Thanks for the pointer I wasn't aware pandoc was able to do that :/ It seems It can convert to Github-Flavored Markdown !! I have to give it a try :) Still I learned a lot from another user about regex/sed and Pearl :) !
Sorry for the late response... I was busy with another user :S My English is so bad I'm not able to response to every one at the same time... Whatever...
I tried your pearl regex substitution and effectively it does what I ask from my post, so thank you very much for your help ! However, I missed a few use cases were your regex breaks... But that's on me, your command works as expected !!!
[Link with numbers](Another%20Markdown%20file.md#1.3%20this%20is%20another%20test.md)

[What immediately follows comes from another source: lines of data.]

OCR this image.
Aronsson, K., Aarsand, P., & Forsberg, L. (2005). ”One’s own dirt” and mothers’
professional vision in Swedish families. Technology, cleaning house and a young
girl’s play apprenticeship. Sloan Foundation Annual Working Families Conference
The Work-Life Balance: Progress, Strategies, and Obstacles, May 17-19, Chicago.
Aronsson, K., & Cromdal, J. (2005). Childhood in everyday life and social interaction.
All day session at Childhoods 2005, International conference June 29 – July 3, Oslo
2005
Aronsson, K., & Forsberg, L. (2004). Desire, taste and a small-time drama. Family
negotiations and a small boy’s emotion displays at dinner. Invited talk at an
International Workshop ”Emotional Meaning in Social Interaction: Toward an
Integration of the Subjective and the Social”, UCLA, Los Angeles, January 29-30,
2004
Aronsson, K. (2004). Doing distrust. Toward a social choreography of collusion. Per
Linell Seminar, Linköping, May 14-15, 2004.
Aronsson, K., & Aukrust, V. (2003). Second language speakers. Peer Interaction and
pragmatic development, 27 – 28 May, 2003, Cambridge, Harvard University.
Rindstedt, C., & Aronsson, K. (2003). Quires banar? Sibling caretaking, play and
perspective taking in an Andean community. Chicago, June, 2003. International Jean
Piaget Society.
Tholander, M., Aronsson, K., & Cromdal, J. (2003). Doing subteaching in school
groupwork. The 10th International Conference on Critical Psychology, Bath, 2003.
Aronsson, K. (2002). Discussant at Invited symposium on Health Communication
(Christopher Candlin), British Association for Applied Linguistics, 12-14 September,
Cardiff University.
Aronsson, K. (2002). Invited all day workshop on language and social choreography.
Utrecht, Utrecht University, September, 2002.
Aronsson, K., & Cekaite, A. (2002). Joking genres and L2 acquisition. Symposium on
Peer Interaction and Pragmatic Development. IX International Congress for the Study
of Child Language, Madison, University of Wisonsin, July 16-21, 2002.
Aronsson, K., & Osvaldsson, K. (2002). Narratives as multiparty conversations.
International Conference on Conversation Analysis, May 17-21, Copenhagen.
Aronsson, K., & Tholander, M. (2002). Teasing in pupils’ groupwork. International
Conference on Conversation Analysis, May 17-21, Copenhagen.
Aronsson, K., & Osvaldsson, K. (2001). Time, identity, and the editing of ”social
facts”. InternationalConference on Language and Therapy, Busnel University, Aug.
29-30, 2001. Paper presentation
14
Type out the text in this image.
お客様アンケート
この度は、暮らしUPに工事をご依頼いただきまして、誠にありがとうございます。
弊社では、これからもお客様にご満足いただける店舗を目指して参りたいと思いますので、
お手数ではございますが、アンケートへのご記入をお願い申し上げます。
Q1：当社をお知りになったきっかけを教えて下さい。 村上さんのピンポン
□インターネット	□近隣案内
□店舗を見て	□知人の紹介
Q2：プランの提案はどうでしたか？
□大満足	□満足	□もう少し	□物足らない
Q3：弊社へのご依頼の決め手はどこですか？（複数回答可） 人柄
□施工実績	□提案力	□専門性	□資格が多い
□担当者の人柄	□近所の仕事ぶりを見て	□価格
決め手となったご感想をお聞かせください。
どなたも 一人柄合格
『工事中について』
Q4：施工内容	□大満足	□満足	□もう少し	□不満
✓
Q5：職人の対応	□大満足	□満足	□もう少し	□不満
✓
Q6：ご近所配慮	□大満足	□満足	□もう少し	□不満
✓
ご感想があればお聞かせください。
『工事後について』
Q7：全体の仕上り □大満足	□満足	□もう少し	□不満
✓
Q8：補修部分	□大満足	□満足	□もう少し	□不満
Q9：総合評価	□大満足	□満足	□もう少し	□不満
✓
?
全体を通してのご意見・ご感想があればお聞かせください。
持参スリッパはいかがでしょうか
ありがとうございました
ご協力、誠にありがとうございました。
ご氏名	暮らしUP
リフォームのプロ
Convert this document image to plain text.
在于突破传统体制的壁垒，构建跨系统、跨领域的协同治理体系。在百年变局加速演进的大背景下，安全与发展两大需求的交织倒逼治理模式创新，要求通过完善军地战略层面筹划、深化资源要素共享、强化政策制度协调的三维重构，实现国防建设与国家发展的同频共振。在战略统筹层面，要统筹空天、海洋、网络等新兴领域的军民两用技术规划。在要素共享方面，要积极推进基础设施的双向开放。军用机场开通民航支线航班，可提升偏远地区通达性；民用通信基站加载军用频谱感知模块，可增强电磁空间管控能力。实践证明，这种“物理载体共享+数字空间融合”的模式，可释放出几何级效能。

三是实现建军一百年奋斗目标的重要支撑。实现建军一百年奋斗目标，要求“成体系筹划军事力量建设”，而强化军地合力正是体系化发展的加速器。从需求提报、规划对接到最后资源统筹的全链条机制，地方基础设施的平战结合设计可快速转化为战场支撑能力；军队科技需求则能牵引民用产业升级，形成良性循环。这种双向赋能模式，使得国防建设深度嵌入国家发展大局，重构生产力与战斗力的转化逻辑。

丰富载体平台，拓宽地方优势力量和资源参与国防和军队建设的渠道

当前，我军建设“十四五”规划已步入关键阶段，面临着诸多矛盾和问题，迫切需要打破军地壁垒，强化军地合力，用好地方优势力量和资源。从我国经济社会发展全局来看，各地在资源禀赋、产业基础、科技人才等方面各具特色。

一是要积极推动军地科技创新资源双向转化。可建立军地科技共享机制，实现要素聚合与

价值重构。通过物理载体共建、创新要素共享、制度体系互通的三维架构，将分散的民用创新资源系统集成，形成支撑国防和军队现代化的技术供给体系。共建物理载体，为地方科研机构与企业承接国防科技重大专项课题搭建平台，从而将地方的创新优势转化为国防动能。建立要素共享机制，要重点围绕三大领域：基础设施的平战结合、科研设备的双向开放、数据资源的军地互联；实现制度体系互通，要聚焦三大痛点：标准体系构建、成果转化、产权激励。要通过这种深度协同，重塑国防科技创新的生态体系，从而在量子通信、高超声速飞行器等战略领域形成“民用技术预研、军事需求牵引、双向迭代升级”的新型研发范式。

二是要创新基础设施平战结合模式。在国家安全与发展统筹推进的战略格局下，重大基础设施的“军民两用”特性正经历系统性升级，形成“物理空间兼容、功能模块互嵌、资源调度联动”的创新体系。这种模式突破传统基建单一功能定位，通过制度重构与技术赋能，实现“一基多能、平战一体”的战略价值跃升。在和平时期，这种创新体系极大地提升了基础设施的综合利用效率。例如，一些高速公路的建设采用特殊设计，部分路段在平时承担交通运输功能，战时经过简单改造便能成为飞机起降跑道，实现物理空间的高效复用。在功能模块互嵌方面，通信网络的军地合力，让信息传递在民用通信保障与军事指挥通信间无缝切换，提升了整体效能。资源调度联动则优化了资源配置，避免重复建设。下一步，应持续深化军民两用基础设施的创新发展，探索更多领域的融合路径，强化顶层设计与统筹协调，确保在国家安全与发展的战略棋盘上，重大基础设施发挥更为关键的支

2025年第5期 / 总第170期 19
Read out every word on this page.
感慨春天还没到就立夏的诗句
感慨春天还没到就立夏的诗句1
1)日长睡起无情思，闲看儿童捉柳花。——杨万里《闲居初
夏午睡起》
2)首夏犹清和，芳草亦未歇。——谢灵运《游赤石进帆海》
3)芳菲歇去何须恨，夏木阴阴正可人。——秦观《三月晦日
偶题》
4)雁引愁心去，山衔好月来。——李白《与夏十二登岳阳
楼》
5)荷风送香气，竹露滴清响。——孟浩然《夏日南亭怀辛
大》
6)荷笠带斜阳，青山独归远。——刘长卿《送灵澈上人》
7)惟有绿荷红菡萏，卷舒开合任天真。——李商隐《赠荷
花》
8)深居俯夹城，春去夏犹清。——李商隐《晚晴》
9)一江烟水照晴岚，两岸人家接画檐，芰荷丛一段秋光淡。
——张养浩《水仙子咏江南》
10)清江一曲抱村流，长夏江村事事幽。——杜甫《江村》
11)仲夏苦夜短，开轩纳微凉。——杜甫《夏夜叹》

The part before the hashtag need to keeps it's original form (even with %20) because it links to a markdown file directly and not a header (Hope it's comprehensible?). It took me a lot of time with another user and we came to a wrapped up script that does everything:
#! /bin/bash
files="/home/USER/projects/test.md"
mdlinks="$(grep -Po ']\((?!https).*\)' "$files")"
mdlinks2="$(grep -Po '#.*' <<<$mdlinks)"
while IFS= read -r line; do
#Converts 1.2 to 1-2 (For a third level heading needs to add a supplementary [0-9])
dashlink="$(echo "$line" | sed -r 's|(.+[0-9]+)\.([0-9]+.+\))|\1-\2|')"
sed -i "s/$line/${dashlink}/" "$files"
#Puts everything to lowercase after a hashtag
lowercaselink="$(echo "$dashlink" | sed -r 's|#.+\)|\L&|')"
sed -i "s/$dashlink/${lowercaselink}/" "$files"
#Removes spaces (%20) from markdown links after a hashtag
spacelink="$(echo "$lowercaselink" | sed 's|%20|-|g')"
sed -i "s/$lowercaselink/${spacelink}/" "$files"
done <<<"$mdlinks2"
If you are motivated you can still improve your regex If you want :) I'm kinda curious If it's possible with a one-liner ! Thank again for your help and sorry for the late response !!
This might work, but I think it is best to not tinker further if you already have a working script (especially one that you understand and can modify further if needed).